The MCI’s adoption of the CDA Employees Service Regulations and the Islamabad Fire Prevention and Life Safety Regulations also caught the attention of the CDA human resource directorate, whose director Nishaa Ishtiak wrote in a letter dated Jan 18: “CDA Employees Service Regulations 2010 and the Islamabad Fire Prevention and Life Safety Regulations were approved by CDA Board in exercise of the powers conferred under section 51 of CDA Ordinance 1960. Therefore, under the law it is only CDA Board that can amend the referred regulations.”
The letter added that under section 98 of the Islamabad Local Government Act, the federal government is empowered to constitute a local government board that can then deal with service matters, such as transfers and disciplinary cases, with respect to members of the local government.
It said the local government board has not been constituted and no by-laws indicated under schedule 8 of the act have been framed, therefore the notification adopting the two CDA regulations issued by the chief metropolitan officer has no legal standing until the required framework is notified by the federal government.

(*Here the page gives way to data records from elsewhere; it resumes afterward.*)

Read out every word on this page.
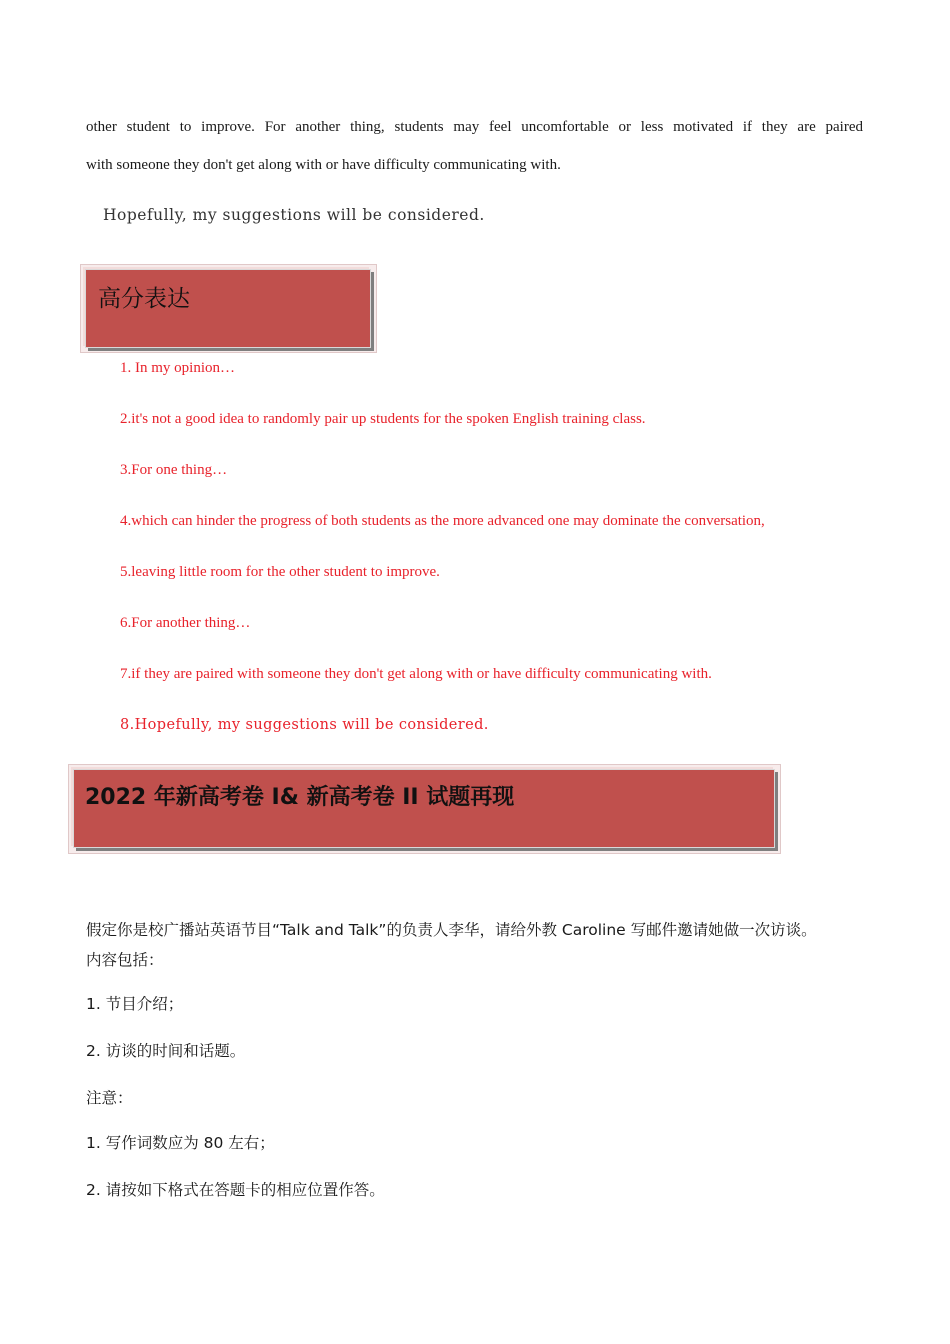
other student to improve. For another thing, students may feel uncomfortable or less motivated if they are paired
with someone they don't get along with or have difficulty communicating with.
Hopefully, my suggestions will be considered.
高分表达
1. In my opinion…
2.it's not a good idea to randomly pair up students for the spoken English training class.
3.For one thing…
4.which can hinder the progress of both students as the more advanced one may dominate the conversation,
5.leaving little room for the other student to improve.
6.For another thing…
7.if they are paired with someone they don't get along with or have difficulty communicating with.
8.Hopefully, my suggestions will be considered.
2022 年新高考卷 I& 新高考卷 II 试题再现
假定你是校广播站英语节目“Talk and Talk”的负责人李华，请给外教 Caroline 写邮件邀请她做一次访谈。
内容包括：
1. 节目介绍；
2. 访谈的时间和话题。
注意：
1. 写作词数应为 80 左右；
2. 请按如下格式在答题卡的相应位置作答。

The MCI and CDA may resolve such issues mutually to manage day-to-day affairs, the letter added.
In response, Chief Metropolitan Officer Syed Najaf Iqbal wrote on Wednesday to the CDA member administration: “The MCI is independent organization, which has right to adopt any rules to run its business. The understanding that the CDA Board can amend the rules CDA Employee Service Regulations 1992 and Fire Prevention and Life Safety Regulations is true to the extent and purpose of CDA only but cannot be for MCI.”
The letter said the CDA lacks the jurisdiction to tell the MCI to adopt or amend any rules to run its business. It also said the formation of the local government board was not the CDA’s concern, as this is between the MCI and the federal government.
Mr Iqbal however asked the CDA for a meeting to resolve issues.